Re: [PATCHSET 00/10] perf: Improve cgroup profiling (v5)

From: Jiri Olsa
Date: Fri Mar 06 2020 - 10:05:31 EST


On Mon, Feb 24, 2020 at 01:37:39PM +0900, Namhyung Kim wrote:
> Hello,
>
> This work is to improve cgroup profiling in perf. Currently it only
> supports profiling tasks in a specific cgroup and there's no way to
> identify which cgroup the current sample belongs to. So I added
> PERF_SAMPLE_CGROUP to add cgroup id into each sample. It's a 64-bit
> integer having file handle of the cgroup. And kernel also generates
> PERF_RECORD_CGROUP event for new groups to correlate the cgroup id and
> cgroup name (path in the cgroup filesystem). The cgroup id can be
> read from userspace by name_to_handle_at() system call so it can
> synthesize the CGROUP event for existing groups.
>
> So why do we want this? Systems running a large number of jobs in
> different cgroups want to profiling such jobs precisely. This includes
> container hosting systems widely used today. Currently perf supports
> namespace tracking but the systems may not use (cgroup) namespace for
> their jobs. Also it'd be more intuitive to see cgroup names (as
> they're given by user or sysadmin) rather than numeric
> cgroup/namespace id even if they use the namespaces.
>
> From Stephane Eranian:
> > In data centers you care about attributing samples to a job not such
> > much to a process. A job may have multiple processes which may come
> > and go. The cgroup on the other hand stays around for the entire
> > lifetime of the job.

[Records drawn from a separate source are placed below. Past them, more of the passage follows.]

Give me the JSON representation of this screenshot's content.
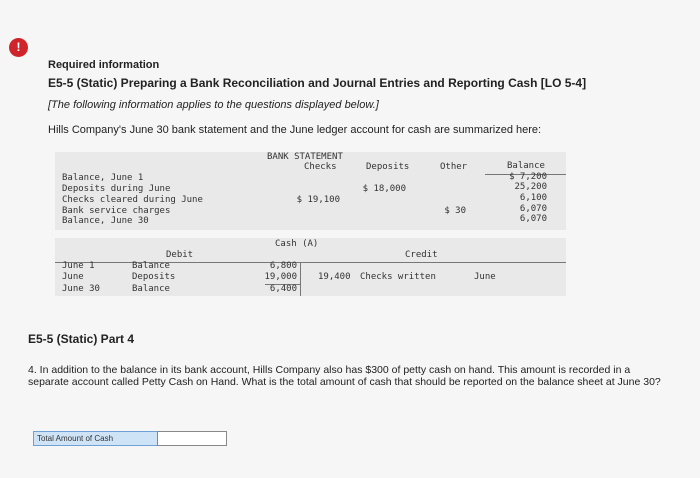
{
  "icon": "!",
  "header": {
    "required": "Required information",
    "title": "E5-5 (Static) Preparing a Bank Reconciliation and Journal Entries and Reporting Cash [LO 5-4]",
    "note": "[The following information applies to the questions displayed below.]",
    "intro": "Hills Company's June 30 bank statement and the June ledger account for cash are summarized here:"
  },
  "bank_statement": {
    "title": "BANK STATEMENT",
    "columns": {
      "checks": "Checks",
      "deposits": "Deposits",
      "other": "Other",
      "balance": "Balance"
    },
    "rows": [
      {
        "label": "Balance, June 1",
        "balance": "$ 7,200"
      },
      {
        "label": "Deposits during June",
        "deposits": "$ 18,000",
        "balance": "25,200"
      },
      {
        "label": "Checks cleared during June",
        "checks": "$ 19,100",
        "balance": "6,100"
      },
      {
        "label": "Bank service charges",
        "other": "$ 30",
        "balance": "6,070"
      },
      {
        "label": "Balance, June 30",
        "balance": "6,070"
      }
    ]
  },
  "cash_account": {
    "title": "Cash (A)",
    "debit": "Debit",
    "credit": "Credit",
    "debit_rows": [
      {
        "date": "June 1",
        "label": "Balance",
        "amount": "6,800"
      },
      {
        "date": "June",
        "label": "Deposits",
        "amount": "19,000"
      },
      {
        "date": "June 30",
        "label": "Balance",
        "amount": "6,400"
      }
    ],
    "credit_rows": [
      {
        "amount": "19,400",
        "label": "Checks written",
        "date": "June"
      }
    ]
  },
  "part": {
    "title": "E5-5 (Static) Part 4",
    "question": "4. In addition to the balance in its bank account, Hills Company also has $300 of petty cash on hand. This amount is recorded in a separate account called Petty Cash on Hand. What is the total amount of cash that should be reported on the balance sheet at June 30?",
    "answer_label": "Total Amount of Cash"
  }
}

It is much easier to map a cgroup name to a
> > particular job than it is to map a pid back to a job name,
> > especially for offline post-processing.
>
> Note that this only works for "perf_event" cgroups (obviously) so if
> users are still using cgroup-v1 interface, they need to have same
> hierarchy for subsystem(s) want to profile with it.
>
> * Changes from v4:
> - use CONFIG_CGROUP_PERF
> - move cgroup tree to perf_env
> - move cgroup fs utility function to tools/lib/api/fs
> - use a local buffer and check its size for cgroup systhesis

the perf top tui should all cgroup id as 0 and the headers are
misaligned

Samples
Overhead cgroup id (dev/inode Pid:Command
83.78% 0/0x0 N/A 6508:perf
8.82% 0/0x0 N/A 0:swapper
2.59% 0/0x0 N/A 6466:perf
1.69% 0/0x0 N/A 6509:perf-top-UI
0.56% 0/0x0 N/A 12:rcu_sched
0.29% 0/0x0 N/A 429:kworker/0:2-mm_
0.15% 0/0x0 N/A 1416:sshd
0.12% 0/0x0 N/A 187:migration/35


jirka